While each section of the cow’s digestive tract serves important functions, the area of particular concern in the ruminant is usually the rumen. Functions of the rumen include storage, mixing, carbohydrate fermentation, microbial protein synthesis and B-vitamin synthesis. One aim in feeding management should be to encourage efficient digestion of plant cell wall constituents. While cell contents are readily digested by both ruminants and non ruminants, the cell wall components, cellulose and hemicellulose are only digested in the rumen (and reticulum) by micro-organisms living in a favorable environment. For these cellulolytic organisms to grow we
must keep the pH up and avoid an excess of starch-digesting microbes. This is achieved by limiting grain intake and by feeding fibrous feeds in coarse form. Including buffers in the diet may also help, particularly on high grain-corn silage combinations.

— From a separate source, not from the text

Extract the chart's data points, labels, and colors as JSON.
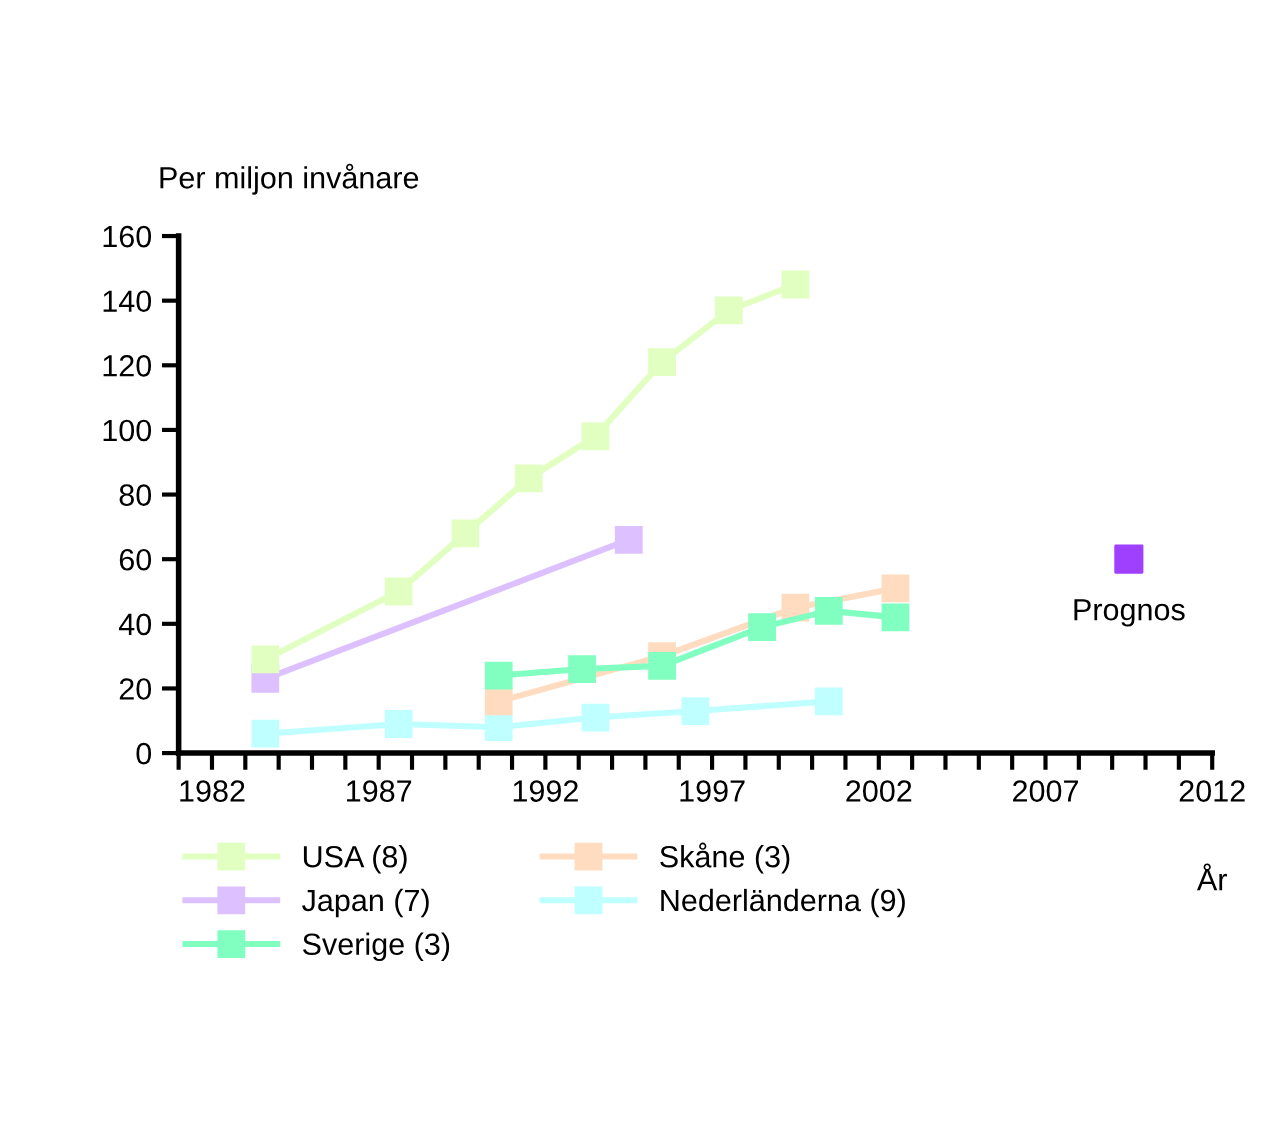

On the other hand, grain should be fed in such form as to not bypass the rumen. This is because the capacity of the intestinal tract to digest starch is likely limited and also because an active fermentation of ‘soluble’ or non-structural carbohydrates in the rumen encourages maximum microbial synthesis. The value of high growth rate of rumen microbes, is that it results in conditions leading to maximum feed intake, in better capture of rumen digested protein and subsequently , in a greater amount of microbial protein available in the small intestine to supplement...

At maximum microbial activity sufficient microbial protein is produced and digested in the small intestine to meet the amino acid needs of dry and low producing cows and older growing cattle. But additional amino acids from bypass protein are required for the high yielding young ruminant. Whether the diet supplies sufficient bypass protein or not depends on the relative degradabilities of dietary proteins, as well as other factors such as the level of protein in the diet, the level of feed intake and rate of passage through the rumen. Resistance to degradation is increased as feeds are dried through heating. The extent of change depends on the severity of
exposure to heat (time and temperature).

Protein may also be protected from breakdown in the rumen by treatment with formaldehyde. By achieving a better balance of degradable to non-degradable protein in the rumen, it is possible to increase the amino acid supply available to the cow, resulting in increased milk yield and more efficient use of dietary protein. In Europe, formaldehyde-treated are being used in dairy rations, whereas in North America some feed companies are combining feeds of contrasting protein degradablities to achieve a better balance... Some success has been reported at some extra cost. Systems of describing ruminant needs for amino acids (not just crude protein) and the value of feeds have been developed by various groups and individuals. As we learn more of the amino acid requirements of cows and of the factors including rate and extent of degradation in the rumen and develop better methods for easy prediction of degradation, we will be able to meet the cow’s needs efficiently, use NPN effectively, improve feed intake, energy balance, milk yield and reproductive performance.